After Roman is too distraught to deliver his planned eulogy, Kendall takes his place, and as furious as he is at Ewan’s unplanned assessment, even he has to admit that his uncle has a point. “My father was a brute,” Kendall allows, “but also he built and he acted.” He goes on to deliver a paean to all the things Logan made and did, “the lives and the livings and the things that he made—and the money.” For Kendall, money is just not wealth or power, but the “lifeblood” and “oxygen” of civilization, and perhaps the only thing that truly flowed through Logan Roy’s heart. He has never seen his father so clearly, in all his greatness and terribleness, and yet, in the end, he decides he still wants to emulate him. “People might want to tend and prune the memory of him, to denigrate that force, that magnificent awful force of him,” he says, casting a glance at Ewan in the pews. “But my God, I hope it’s in me.”

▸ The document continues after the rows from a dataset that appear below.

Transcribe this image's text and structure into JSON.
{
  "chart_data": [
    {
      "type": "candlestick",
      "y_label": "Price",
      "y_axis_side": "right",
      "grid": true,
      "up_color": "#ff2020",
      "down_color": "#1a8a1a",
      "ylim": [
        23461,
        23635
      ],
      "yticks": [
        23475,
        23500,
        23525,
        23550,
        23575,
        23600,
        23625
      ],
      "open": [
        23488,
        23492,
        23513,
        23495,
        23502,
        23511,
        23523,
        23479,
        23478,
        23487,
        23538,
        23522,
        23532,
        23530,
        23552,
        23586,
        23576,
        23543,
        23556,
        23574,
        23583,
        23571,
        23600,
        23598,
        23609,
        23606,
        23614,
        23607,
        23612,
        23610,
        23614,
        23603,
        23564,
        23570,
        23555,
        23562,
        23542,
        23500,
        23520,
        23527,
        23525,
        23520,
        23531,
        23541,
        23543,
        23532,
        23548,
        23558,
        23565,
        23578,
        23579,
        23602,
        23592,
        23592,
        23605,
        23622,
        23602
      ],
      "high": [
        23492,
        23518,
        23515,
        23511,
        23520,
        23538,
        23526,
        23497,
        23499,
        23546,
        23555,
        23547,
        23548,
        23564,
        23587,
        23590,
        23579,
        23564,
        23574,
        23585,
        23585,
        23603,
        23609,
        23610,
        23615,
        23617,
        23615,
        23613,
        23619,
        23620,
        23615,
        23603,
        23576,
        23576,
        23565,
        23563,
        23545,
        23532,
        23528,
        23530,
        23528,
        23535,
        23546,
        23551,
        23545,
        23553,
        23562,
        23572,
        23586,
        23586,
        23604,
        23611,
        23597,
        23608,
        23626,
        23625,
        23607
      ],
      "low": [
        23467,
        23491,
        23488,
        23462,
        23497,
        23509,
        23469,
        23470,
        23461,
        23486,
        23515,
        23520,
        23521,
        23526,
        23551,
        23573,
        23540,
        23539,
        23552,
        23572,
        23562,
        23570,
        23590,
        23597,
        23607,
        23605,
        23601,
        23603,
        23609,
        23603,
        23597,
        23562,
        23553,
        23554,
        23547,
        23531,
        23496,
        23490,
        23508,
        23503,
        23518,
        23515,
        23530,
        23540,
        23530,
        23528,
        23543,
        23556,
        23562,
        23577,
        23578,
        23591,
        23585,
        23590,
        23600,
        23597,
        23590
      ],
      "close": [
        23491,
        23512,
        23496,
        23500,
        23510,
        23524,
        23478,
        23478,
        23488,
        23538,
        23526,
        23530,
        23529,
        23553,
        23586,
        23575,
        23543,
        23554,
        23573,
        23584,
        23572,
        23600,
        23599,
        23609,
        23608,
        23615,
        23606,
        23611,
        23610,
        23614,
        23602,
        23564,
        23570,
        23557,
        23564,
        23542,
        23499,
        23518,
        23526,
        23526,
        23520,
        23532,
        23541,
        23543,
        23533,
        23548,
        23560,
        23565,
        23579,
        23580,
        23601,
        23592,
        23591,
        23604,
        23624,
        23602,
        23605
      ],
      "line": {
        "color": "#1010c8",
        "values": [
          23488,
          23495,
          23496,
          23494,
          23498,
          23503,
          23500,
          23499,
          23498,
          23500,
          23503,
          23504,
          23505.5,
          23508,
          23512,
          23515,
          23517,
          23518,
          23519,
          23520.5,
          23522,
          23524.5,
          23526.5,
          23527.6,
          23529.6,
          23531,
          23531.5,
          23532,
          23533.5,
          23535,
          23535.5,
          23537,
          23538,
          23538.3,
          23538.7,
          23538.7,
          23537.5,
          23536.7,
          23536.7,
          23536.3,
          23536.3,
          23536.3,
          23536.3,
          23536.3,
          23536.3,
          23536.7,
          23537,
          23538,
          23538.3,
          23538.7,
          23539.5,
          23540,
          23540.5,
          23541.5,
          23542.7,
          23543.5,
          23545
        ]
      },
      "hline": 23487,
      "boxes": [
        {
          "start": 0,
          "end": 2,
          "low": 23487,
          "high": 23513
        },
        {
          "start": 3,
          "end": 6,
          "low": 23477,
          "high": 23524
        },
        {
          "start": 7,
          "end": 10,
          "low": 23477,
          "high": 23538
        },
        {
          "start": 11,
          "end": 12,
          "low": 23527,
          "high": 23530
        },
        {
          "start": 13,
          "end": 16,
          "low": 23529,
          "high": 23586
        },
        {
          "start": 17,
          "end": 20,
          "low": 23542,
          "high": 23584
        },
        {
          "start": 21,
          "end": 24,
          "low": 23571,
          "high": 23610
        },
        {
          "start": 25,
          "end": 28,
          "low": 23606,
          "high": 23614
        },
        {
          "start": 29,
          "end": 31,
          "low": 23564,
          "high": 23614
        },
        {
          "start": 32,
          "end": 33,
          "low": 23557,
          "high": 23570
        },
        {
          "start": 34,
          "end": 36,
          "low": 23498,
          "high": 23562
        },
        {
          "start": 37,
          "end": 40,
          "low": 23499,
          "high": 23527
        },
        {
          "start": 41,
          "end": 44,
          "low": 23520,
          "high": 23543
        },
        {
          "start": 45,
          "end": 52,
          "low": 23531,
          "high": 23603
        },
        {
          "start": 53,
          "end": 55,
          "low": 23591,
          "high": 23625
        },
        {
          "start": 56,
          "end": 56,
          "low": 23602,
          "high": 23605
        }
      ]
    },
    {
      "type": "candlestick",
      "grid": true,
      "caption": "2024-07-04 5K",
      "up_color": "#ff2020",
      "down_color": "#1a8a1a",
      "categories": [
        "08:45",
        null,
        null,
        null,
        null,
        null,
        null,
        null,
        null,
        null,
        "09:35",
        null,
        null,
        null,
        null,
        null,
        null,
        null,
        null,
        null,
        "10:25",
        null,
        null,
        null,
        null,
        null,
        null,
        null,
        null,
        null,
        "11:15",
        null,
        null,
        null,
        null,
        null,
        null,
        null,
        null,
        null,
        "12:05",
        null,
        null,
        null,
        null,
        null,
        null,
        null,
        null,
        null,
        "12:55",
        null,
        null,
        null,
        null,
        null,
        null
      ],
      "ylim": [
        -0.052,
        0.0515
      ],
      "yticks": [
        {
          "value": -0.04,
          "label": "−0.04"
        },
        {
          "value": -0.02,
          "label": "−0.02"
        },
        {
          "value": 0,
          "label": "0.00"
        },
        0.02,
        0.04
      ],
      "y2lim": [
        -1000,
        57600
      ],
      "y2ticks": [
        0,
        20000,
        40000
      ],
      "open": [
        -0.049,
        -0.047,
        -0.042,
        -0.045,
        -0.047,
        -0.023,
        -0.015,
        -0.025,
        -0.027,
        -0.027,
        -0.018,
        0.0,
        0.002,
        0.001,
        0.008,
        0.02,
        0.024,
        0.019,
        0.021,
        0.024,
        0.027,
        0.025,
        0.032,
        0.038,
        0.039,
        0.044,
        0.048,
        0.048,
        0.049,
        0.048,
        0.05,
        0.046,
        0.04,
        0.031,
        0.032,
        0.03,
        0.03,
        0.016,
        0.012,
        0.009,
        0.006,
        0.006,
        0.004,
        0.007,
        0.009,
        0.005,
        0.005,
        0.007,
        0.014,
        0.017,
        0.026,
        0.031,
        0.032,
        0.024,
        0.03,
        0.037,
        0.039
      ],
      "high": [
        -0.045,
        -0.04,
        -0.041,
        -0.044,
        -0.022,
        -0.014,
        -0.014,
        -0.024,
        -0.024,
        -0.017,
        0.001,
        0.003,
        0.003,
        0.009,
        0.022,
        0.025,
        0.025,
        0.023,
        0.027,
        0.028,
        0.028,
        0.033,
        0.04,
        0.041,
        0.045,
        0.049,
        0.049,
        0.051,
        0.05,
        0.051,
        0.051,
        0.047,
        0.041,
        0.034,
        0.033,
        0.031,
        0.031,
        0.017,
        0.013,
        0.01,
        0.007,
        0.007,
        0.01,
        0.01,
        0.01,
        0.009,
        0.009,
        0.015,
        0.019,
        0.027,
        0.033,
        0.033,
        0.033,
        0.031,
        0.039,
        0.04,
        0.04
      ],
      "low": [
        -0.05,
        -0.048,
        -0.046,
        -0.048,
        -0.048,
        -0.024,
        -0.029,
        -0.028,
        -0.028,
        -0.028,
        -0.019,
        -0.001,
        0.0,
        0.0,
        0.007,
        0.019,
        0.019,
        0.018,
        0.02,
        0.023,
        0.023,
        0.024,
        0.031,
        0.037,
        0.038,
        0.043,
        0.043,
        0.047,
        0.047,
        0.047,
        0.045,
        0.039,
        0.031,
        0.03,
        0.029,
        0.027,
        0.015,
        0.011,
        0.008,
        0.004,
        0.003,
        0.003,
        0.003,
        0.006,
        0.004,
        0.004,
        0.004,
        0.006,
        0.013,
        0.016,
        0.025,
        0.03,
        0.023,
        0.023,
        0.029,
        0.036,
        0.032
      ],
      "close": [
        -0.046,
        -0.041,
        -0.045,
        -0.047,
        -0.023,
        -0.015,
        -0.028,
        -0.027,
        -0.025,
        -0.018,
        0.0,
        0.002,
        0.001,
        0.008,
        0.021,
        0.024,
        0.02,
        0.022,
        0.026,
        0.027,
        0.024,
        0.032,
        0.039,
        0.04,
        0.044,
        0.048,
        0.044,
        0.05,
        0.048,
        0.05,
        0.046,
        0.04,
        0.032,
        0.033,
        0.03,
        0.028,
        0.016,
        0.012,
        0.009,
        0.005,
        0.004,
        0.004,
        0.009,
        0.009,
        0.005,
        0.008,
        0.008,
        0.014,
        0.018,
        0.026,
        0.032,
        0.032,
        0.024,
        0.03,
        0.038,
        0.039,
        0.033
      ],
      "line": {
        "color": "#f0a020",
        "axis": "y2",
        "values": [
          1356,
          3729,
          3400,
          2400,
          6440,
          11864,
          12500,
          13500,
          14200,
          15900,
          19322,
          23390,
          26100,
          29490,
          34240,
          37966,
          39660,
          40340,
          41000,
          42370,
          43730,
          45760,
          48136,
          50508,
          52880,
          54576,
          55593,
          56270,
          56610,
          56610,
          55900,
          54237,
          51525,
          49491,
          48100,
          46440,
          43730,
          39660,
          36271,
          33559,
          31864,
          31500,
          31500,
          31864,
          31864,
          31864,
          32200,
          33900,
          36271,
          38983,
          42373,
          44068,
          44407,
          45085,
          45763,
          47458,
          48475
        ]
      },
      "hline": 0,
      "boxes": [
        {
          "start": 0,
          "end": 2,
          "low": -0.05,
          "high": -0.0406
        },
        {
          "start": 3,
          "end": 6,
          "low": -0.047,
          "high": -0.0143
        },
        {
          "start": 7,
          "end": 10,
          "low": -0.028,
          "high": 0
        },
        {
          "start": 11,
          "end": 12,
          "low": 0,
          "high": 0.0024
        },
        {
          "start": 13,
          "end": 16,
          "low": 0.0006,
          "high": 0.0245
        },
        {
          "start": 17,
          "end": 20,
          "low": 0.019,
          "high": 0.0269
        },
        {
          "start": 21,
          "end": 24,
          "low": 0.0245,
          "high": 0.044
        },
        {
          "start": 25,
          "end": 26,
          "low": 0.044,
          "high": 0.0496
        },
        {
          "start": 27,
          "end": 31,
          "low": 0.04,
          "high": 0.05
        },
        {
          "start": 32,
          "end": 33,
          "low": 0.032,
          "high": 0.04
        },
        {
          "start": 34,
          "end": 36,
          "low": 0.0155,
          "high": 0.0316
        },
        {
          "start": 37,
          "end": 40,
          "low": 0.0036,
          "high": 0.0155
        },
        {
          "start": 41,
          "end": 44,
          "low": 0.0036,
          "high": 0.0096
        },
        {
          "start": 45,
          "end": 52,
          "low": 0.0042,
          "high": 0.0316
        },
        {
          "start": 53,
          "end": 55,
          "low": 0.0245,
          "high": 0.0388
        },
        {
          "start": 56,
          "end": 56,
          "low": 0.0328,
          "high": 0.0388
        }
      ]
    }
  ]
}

There is no more Logan to impress, no more drops of affection to be wrung from his stone of a heart, and yet his children are still bound to his memory, still craving the feeling, as Shiv says when she speaks after Kendall, of the rare moments when his attention focused on them, when it was “warm in the light.” They were raised in a broken family, by domineering and distant parents who taught them to associate cruelty with love. But in a world whose borders are defined by money, no one has a greater opportunity to reinvent themselves, to step out of Logan’s shadow and just go be rich somewhere. Roman and Shiv and Kendall and Connor have all expended varying degrees of effort to escape their father’s orbit. But even after Logan’s light has gone out, they’re still circling a dead star, and they’ve stopped trying to get away.